Forty years after the US-backed military coup that brought General Augusto Pinochet to power in Chile, the truth about the sordid abuses and crimes that took place during his dictatorship are still emerging.
The mountains of Patagonia in southern Chile witnessed a particularly bizarre chapter of the Pinochet era; one that is still claiming victims today.
In 1961, a former Nazi officer called Paul Schaefer fled Germany, along with hundreds of others, to found a sect in southern Chile. In an idyllic rural enclave framed by the Andes Mountains he created a virtual state within a state - one where horrifying events unfolded.
Initially with the ignorance of the government, and then with the complicity of the Pinochet regime, children were separated from their parents at birth and raised in a Kinder House. Men and women were kept apart and often drugged, while Schaefer systematically sexually abused boys and, occasionally, girls.

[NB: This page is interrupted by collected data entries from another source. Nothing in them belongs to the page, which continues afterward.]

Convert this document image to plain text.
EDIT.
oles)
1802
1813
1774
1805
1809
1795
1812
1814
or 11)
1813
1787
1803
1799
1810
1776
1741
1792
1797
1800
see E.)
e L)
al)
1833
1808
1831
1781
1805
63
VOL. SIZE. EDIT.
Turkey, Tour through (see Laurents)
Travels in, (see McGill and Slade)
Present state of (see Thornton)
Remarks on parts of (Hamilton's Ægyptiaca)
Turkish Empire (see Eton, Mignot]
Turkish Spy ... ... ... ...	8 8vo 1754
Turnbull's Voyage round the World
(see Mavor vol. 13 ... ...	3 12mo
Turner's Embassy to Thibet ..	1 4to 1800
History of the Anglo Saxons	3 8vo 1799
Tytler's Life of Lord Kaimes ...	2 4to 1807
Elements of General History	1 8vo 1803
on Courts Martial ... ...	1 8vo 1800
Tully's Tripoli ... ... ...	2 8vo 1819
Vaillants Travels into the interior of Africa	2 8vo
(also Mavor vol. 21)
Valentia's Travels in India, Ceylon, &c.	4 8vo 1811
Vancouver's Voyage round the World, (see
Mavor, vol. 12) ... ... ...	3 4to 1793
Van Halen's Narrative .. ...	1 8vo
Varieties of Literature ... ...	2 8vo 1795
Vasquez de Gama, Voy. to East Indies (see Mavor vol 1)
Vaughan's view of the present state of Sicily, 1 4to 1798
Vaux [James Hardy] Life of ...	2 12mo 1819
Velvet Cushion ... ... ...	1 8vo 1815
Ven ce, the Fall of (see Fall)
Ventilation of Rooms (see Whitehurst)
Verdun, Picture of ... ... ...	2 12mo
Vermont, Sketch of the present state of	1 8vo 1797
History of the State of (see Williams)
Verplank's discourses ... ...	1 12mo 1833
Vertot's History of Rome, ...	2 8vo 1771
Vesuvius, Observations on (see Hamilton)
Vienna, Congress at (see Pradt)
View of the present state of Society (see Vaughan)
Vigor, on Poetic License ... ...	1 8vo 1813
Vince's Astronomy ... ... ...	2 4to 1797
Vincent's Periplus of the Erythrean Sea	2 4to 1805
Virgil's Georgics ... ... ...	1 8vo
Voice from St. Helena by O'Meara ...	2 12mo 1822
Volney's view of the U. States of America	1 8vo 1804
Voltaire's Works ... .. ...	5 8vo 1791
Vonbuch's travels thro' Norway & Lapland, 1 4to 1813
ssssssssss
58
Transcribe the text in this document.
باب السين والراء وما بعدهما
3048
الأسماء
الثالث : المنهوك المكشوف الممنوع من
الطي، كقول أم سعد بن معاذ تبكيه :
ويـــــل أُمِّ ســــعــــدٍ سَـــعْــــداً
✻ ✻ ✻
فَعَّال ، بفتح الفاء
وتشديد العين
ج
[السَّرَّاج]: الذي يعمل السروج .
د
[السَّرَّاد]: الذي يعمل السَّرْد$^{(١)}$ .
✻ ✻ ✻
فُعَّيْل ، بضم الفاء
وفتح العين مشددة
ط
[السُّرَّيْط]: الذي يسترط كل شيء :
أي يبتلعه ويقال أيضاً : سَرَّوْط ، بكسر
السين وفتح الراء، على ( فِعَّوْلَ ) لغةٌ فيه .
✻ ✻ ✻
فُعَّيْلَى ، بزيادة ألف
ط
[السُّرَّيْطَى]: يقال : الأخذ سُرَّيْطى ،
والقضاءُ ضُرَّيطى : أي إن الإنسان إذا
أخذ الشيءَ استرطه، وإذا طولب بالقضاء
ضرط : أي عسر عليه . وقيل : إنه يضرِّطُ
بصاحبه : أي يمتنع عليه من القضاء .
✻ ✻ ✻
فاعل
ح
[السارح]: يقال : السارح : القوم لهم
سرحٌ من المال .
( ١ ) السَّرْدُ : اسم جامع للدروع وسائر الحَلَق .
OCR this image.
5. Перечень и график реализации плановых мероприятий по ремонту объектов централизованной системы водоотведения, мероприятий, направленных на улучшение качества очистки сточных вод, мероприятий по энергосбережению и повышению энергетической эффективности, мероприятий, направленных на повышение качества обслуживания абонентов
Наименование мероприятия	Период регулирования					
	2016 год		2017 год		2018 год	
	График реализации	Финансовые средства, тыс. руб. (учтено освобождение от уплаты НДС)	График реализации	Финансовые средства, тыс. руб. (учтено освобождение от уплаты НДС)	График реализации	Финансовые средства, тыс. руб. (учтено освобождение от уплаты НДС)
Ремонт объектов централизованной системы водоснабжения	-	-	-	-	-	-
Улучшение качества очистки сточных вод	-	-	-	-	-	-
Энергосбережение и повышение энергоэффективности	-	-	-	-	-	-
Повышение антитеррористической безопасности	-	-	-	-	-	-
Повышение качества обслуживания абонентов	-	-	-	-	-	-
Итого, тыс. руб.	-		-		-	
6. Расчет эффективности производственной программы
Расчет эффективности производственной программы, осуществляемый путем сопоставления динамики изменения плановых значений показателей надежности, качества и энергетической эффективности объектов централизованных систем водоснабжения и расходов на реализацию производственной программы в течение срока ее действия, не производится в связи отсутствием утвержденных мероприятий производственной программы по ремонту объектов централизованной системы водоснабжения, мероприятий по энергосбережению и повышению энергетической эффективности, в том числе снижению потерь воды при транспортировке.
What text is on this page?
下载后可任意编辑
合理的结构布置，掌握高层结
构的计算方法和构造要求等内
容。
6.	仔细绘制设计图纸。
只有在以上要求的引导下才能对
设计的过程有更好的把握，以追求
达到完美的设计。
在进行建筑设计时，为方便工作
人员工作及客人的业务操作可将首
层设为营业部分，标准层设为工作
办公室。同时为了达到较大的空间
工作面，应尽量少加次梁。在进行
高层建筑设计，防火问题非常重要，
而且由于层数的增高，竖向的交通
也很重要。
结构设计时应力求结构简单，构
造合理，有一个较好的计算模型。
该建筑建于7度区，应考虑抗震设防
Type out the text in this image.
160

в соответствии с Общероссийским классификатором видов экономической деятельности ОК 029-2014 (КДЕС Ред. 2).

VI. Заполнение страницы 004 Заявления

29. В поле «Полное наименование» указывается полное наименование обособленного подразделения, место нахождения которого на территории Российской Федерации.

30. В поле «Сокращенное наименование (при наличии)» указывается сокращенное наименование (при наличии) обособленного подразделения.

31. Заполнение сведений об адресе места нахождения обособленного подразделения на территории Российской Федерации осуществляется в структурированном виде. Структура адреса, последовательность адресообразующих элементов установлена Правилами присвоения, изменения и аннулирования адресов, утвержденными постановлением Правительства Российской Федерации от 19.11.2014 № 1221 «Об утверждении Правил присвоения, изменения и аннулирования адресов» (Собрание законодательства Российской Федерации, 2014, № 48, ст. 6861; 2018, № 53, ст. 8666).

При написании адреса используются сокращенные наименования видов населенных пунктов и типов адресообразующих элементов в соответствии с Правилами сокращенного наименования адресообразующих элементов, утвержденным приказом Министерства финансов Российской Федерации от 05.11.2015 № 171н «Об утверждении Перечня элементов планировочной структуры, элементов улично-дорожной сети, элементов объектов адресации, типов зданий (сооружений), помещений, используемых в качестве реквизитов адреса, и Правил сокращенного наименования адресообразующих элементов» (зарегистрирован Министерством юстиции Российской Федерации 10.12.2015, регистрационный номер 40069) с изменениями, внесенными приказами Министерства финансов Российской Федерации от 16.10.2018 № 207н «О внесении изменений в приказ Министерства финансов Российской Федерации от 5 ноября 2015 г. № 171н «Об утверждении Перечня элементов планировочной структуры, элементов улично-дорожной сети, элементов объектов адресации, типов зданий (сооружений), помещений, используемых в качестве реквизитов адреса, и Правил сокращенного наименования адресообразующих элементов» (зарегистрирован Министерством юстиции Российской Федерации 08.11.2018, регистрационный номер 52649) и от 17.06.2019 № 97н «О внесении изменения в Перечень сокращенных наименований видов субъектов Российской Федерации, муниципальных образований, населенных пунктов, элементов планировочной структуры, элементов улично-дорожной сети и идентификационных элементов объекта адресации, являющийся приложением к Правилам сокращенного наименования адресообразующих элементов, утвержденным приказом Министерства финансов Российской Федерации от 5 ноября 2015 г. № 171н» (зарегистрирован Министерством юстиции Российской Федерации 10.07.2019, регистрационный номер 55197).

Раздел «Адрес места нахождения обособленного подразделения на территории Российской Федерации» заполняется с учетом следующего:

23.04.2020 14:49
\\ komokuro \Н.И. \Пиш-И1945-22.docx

But it was not only the residents of Colonia Dignidad, or the Dignity Colony, that endured such brutalities. The secluded Colony, set on a huge estate featuring forests, mountains and rivers and enclosed by electrified barbed wire fences and look-out posts manned by armed guards, was the perfect place for the interrogation, torture and disposal of anyone Pinochet considered to be an enemy.
It also served as a haven for Nazi fugitives - such as Walter Rauff, the inventor of the portable gas chamber, and Joseph Mengele, the so-called 'Angel of Death' - who were permitted to hide out there in exchange for overseeing sophisticated forms of torture.
All of this took place with the full knowledge of the Pinochet regime, whose notorious intelligence chief, General Manuel Contreras, would often visit the site.
In The Colony: Chile's dark past uncovered, the truth about what took place inside the Colony is revealed through the story of Winfried Hempel. Now 35, Hempel was born into the Colony and raised there without any knowledge of who his parents were. When he first left its grounds, he was 20 years old, spoke no Spanish, had no notion of the country in which he lived and had never seen a television, computer or mobile phone.
Although he initially struggled to adapt to the world beyond Colonia Dignidad, he gradually learned to speak Spanish, received his high school certificate and eventually qualified as a lawyer.
Al Jazeera's Lucia Newman has followed the story of the Colonia Dignidad since 1996 - at one point even being turned away from the site at gunpoint. As a Chilean, she wants to expose the crimes that took place there - crimes that her country was not only complicit in, but an active participant to.